I don't know if it's Angelos' fault, but I think his kids should find a new job along with Syd Thrift.

Troy Tingler Dundalk

O's need to reclaim `Baltimore' banner

The media was great recently in bringing out the man "who was larger than life," Johnny Unitas.

He excelled in football because we saw him every Sunday doing so. He also excelled in everyday life with his family as well as the countless number of citizens who came into his presence.

Perhaps more people have remembrances about him with a "Johnny Unitas story" more than any other person we know.

What was so great also was the "Baltimore" publicity that was given to Johnny Unitas. He represented the "Baltimore Colts" and he was a "Baltimore hero."

We don't hear that with the present-day Orioles. Nowhere do we see reference to the "Baltimore Orioles." We do hear about organization and Orioles players going to York, Pa., and to the many squares in Washington to sign autographs to try to increase attendance from a regional standing.

It is a shame, because the real reasons for the decline in attendance at Camden Yards are a poor product, poor management and a poor understanding of the Baltimore fans. It's no wonder that Baltimoreans are not filling Camden Yards because the "Baltimore name" does not exist at Camden Yards.

It is a shame because somehow or another, Baltimore connected to the Orioles name hits to the very heart of the citizens living in this region. When will the present owners realize this?

Raymond D. Bahr Ellicott City

Unitas family shows grace and eloquence

It's often been said during the past few weeks that John Unitas was NFL royalty. I was never fortunate enough to meet the man, but based on stories from my own family and the outpouring of affection from this city, I have no doubt it is true.

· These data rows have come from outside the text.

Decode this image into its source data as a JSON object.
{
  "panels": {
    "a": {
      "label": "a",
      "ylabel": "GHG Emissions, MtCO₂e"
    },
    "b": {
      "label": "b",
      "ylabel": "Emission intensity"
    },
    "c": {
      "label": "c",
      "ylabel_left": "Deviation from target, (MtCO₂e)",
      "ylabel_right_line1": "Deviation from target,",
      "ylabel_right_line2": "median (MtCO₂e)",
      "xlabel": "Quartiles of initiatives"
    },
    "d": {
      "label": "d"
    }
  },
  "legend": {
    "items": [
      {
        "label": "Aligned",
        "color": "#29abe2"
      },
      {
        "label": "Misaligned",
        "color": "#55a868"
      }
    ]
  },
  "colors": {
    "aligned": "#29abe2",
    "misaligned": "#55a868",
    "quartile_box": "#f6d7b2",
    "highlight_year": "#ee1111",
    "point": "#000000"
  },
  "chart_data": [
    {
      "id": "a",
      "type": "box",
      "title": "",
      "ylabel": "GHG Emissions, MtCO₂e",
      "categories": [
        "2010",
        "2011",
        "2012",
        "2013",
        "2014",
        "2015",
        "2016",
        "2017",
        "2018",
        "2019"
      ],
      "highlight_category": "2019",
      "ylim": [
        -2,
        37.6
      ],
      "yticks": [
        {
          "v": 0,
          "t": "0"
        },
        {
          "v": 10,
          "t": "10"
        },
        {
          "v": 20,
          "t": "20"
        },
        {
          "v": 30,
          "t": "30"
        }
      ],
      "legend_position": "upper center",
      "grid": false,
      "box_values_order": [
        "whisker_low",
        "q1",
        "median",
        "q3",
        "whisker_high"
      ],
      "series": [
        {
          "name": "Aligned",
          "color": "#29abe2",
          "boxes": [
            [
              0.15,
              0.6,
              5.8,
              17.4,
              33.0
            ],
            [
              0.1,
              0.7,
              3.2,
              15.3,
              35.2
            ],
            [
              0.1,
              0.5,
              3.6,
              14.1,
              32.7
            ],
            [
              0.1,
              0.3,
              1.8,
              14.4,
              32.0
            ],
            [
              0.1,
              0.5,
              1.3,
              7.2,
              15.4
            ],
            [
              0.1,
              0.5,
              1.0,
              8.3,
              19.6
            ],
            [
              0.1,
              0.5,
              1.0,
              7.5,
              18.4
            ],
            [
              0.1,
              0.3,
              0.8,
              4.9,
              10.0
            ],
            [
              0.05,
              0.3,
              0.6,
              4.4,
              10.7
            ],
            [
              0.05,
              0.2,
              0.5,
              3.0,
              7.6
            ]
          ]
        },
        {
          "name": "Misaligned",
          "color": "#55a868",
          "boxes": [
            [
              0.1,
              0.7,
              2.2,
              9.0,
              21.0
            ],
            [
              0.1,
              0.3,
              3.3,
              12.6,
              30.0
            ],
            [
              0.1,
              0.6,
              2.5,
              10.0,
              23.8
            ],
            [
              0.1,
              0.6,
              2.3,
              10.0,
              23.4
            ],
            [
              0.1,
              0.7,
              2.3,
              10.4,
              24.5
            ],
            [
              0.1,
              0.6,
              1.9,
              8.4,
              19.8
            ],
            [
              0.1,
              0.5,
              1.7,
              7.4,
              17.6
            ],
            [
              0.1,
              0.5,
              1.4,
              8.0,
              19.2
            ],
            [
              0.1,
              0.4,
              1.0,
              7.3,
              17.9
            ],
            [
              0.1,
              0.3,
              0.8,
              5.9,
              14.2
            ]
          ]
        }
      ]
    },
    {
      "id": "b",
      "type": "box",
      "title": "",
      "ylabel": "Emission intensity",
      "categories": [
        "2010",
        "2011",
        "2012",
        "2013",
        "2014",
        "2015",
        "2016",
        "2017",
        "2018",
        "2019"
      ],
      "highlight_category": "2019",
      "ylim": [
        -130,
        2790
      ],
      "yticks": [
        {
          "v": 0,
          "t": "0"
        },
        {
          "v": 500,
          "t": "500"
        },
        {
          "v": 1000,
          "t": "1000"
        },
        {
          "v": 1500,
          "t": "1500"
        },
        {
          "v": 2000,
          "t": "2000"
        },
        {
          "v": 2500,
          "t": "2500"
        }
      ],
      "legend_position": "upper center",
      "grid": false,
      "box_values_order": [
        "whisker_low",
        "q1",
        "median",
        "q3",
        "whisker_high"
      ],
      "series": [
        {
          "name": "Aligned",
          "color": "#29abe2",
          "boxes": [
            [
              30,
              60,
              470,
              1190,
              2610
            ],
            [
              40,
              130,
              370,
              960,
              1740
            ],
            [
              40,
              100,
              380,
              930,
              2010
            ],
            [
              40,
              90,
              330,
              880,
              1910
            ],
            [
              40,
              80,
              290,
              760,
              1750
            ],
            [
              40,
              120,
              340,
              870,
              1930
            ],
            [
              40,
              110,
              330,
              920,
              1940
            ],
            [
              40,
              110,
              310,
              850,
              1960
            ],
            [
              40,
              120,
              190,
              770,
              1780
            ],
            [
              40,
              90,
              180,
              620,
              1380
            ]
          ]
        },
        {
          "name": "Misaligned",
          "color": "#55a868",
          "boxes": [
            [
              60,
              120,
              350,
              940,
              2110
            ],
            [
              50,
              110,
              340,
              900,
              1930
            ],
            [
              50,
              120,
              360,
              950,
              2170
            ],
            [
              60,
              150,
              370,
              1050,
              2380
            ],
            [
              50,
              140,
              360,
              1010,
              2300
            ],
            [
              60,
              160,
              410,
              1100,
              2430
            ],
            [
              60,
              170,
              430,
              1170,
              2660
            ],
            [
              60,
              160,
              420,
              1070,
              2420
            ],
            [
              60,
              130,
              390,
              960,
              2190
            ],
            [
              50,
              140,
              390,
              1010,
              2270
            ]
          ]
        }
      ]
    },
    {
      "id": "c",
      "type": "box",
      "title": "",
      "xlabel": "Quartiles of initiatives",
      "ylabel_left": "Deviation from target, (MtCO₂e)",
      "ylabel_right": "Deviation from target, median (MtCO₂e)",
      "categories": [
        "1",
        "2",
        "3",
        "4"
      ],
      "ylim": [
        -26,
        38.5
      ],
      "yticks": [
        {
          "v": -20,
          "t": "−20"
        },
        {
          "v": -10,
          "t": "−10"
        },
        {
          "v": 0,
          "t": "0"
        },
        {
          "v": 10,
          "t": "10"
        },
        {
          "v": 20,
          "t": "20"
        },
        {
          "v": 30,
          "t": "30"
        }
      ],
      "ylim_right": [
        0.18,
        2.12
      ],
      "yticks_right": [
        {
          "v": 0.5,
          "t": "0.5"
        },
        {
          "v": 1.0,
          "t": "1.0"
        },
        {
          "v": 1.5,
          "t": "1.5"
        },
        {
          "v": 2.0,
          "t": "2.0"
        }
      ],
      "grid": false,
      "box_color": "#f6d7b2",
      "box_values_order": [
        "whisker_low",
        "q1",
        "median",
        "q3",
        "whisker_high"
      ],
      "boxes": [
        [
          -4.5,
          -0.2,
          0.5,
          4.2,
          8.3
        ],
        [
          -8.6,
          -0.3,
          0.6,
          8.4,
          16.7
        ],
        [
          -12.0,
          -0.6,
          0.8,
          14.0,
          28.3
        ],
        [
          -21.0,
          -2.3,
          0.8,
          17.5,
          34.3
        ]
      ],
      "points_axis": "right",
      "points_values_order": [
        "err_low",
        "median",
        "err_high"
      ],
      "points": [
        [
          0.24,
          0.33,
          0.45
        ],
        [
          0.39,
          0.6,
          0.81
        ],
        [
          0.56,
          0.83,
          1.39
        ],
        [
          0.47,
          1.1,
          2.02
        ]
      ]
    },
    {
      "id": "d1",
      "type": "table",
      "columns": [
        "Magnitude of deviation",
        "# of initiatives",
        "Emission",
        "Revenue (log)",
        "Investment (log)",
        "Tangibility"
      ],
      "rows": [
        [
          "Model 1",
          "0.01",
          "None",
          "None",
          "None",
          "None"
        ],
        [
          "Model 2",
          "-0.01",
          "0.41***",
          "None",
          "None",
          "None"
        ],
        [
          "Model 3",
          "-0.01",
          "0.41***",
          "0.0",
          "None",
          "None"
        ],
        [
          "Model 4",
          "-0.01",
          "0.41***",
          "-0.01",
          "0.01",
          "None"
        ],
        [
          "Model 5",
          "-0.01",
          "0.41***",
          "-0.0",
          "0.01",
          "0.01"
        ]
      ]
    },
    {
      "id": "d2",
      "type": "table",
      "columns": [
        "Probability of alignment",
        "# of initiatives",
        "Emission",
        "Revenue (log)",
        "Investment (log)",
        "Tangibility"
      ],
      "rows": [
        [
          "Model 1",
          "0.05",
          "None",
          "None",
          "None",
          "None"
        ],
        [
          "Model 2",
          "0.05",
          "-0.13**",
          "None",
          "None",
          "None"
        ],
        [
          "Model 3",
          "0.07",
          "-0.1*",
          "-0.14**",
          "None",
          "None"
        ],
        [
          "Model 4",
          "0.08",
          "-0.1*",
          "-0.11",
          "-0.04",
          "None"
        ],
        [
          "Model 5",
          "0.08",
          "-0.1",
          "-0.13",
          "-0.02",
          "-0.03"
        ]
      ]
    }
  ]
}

During the memorial service and funeral mass, as many of his children took to the microphone to eulogize their father, it occurred to me that I was indeed witnessing a royal family. Their grace and eloquence were inspirational, each clearly having learned from their parents the qualities of a life well lived.

At a time of such deep personal loss, when they rightfully might have said, "Please, finally leave us alone to mourn in private our husband, father, brother, grandfather, and friend," the Unitas family graciously allowed an entire city to mourn with them. They must have sensed the need.

Since his passing, Johnny U. has been honored as much for his demeanor off the field as for his accomplishments on it. While saddened at our loss, it is comforting to know that we still have royalty among us.

Ronald J. Topper II Columbia

It's not too soon to honor Unitas

Johnny Unitas chose to move to Baltimore, dedicate 14 years to a beloved home team, work in a local steel mill, operate a local restaurant and other businesses, raise his family, and remain here.

Baltimoreans young and old revere, respect, and idolize Johnny Unitas, and rightly so. Now with the passing of this Baltimore legend who helped define our city and remained an everyman, we have the opportunity to show that that kind of dedication and example should be rewarded.

Actually, we don't have that opportunity. The Ravens' ownership does.

Many have called for the now "nameless" Ravens stadium to be named after this great hometown hero. The ownership has responded that it is "too soon" to make such a pronouncement.

So what is it too soon for? Too soon to put sentiment before profits? Too soon for a corporate sponsor to pay 10s of millions of dollars to put its name where it should not go? Perhaps if the ownership waits, the fans will forget?

I, and many of my fellow Baltimoreans, will not forget. We haven't forgotten the 1950s, 1960s, 1970s or 1984. We won't forget John Unitas' contributions on and off the field for Baltimore. Baltimore should not forget him.